The first instalment of The Book Of Dust, La Belle Sauvage, featured Lyra as an infant, rescued from the baddies by Malcolm Polstead, an eleven year old boy. The second book moves us on twenty years. Lyra is now an undergraduate at Jordan College. Malcolm, is a University Lecturer. They both become caught up in the struggle between the CDD, the repressive state police, responsible for rigorously enforcing religious orthodoxy, and the liberal resistance. The struggle centres around the control of the source of a mysteriously powerful species of rose oil that is grown in the Levant (the equivalent of Syria/Turkey) Pullman uses this to reflect upon contemporary struggles between the West and the Islamic world, on the issues of religious wars, refugees, terrorism, populism. It dies s through the vehicle of a journey eastwards from Oxford, to the Middle East. The journey has all the elements of the classic adventure story: the main protagonists are split up and are all on separate quests to find themselves and to find solutions to their separate problems. Their journeys allow Pullman to paint a vivid picture of exotic lands, full of bazaars, train stations, cafes and markets, serially escaping dangerous situations, only to fall into more dangerous situations. It’s exciting and mostly well told. Pullman can still knock out a page turner. Mostly.

But. This is not a children’s book. It’s complex, dealing with real world issues of politics and prejudice. It is quite adult at times, in its language and depiction of relationships. It’s very sophisticated in the way it handles the growing awareness of sexuality of Lyra, following on from The Amber Spyglass. The depiction of a near gang rape is genuinely disturbing. Pullman himself would I think be quite pleased with that verdict. He has been very reluctant himself to categorise his novels as being for children. And there is a strength in that, because it allows him to break free of the constraints imposed by genre. The worst crime Pullman commits, however, is that, at times it’s a little ….dull. The political wranglings of the Pullman equivalent of The Vatican are arcane and convoluted, and I’d be surprised if they held the attention of many children. Certainly not the ones I know nor the ones I have taught. And it suffers, above all else, from the curse of the established writer. It’s far too long.

Weighing in at over 700 pages, this is a book that wouldn’t have got past the first fence had he been an unknown. That first book has to be absolutely tightly- wrought, like a finely tuned piano. Not a spare word out of place, coming in at under 300 pages tops, the draconian guidelines of publishers and agents at least produce economy and crackle. They impose discipline as much as formulaic writing. Look what happens when you’ve made it. J K Rowling’s Harry Potter books just kept getting longer and longer as no-one would dare to suggest to the behemoth, Jo, maybe you need to rein it in a bit, love. One can only be grateful that she had only planned seven of them. If she had kept going, we would have been at over the thousand page mark by now, no question. The same applies here. And this, for all its strengths and joys, is a little flabby and baggy.

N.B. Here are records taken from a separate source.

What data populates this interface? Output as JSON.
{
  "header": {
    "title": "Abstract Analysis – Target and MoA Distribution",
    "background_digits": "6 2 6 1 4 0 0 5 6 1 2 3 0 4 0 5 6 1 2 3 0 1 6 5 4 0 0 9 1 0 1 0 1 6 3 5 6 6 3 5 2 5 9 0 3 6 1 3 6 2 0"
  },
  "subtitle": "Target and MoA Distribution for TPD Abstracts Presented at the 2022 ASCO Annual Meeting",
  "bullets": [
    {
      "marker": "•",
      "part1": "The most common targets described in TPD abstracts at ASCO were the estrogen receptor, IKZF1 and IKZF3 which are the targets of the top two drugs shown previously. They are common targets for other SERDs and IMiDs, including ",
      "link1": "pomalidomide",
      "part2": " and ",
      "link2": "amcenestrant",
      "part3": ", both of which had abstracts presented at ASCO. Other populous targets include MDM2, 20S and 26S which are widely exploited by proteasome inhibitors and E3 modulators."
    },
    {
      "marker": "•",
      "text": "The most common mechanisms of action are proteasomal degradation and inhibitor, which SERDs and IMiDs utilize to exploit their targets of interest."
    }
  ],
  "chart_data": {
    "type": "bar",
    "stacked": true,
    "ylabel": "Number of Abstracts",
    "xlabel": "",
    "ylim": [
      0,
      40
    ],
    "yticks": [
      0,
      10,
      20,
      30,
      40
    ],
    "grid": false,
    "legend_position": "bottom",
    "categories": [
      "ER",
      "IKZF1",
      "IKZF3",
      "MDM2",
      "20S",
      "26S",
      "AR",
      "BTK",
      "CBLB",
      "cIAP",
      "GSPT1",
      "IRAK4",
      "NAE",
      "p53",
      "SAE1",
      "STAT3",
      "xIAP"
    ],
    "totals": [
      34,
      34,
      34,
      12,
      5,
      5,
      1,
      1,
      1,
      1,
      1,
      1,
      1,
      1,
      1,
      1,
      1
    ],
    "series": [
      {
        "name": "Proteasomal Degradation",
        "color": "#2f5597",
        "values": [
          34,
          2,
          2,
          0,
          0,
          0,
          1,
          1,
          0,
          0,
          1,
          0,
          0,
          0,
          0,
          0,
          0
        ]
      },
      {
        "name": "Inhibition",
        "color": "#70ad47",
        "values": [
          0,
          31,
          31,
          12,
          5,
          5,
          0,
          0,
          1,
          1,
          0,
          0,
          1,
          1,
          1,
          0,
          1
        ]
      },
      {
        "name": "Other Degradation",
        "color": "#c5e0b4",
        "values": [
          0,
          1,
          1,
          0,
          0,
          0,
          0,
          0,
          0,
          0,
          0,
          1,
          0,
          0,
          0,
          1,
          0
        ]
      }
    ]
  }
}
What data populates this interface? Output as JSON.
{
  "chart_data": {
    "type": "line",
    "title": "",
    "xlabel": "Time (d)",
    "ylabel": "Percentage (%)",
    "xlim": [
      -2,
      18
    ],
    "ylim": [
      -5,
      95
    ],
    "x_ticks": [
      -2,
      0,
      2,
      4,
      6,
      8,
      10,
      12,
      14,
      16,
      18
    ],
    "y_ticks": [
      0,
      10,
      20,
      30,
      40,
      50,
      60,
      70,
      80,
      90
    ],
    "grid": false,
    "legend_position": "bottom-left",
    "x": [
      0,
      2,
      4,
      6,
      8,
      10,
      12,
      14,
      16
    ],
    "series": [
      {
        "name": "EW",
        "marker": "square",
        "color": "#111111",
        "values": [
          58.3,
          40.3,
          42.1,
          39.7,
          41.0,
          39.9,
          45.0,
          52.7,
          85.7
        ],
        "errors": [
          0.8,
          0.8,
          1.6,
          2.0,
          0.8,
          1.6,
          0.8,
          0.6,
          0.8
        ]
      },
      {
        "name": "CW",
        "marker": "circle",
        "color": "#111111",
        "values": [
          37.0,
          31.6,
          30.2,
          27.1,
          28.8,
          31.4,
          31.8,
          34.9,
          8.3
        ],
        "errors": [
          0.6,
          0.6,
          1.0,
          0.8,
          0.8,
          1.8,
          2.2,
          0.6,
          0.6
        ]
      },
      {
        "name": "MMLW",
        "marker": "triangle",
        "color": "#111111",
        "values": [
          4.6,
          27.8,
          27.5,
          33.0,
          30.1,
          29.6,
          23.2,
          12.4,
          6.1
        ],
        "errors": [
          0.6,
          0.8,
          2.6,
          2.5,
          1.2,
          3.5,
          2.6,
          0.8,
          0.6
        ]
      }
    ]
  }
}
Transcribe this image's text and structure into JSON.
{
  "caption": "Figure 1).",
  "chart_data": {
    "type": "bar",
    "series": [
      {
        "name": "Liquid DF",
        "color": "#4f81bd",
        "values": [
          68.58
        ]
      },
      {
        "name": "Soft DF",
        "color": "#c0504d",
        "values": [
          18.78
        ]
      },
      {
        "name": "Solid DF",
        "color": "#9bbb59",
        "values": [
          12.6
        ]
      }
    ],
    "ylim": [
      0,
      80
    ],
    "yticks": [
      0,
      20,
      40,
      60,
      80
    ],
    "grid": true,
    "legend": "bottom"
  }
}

I’m sounding very negative. It’s still a wonderful book and he’s still a titanic writer. The return of the Great Love, at least in Lyra’s memory and regrets, and the beginnings of a new love to replace it, is fabulous. Even so, it’s only a four star member of his astonishing list of achievements. And when you’ve set the bar as high as he has, that’s a little disappointing. If you’re an English teacher, or you just love books, you still must read this. And hopefully, you’ll love it more than I did.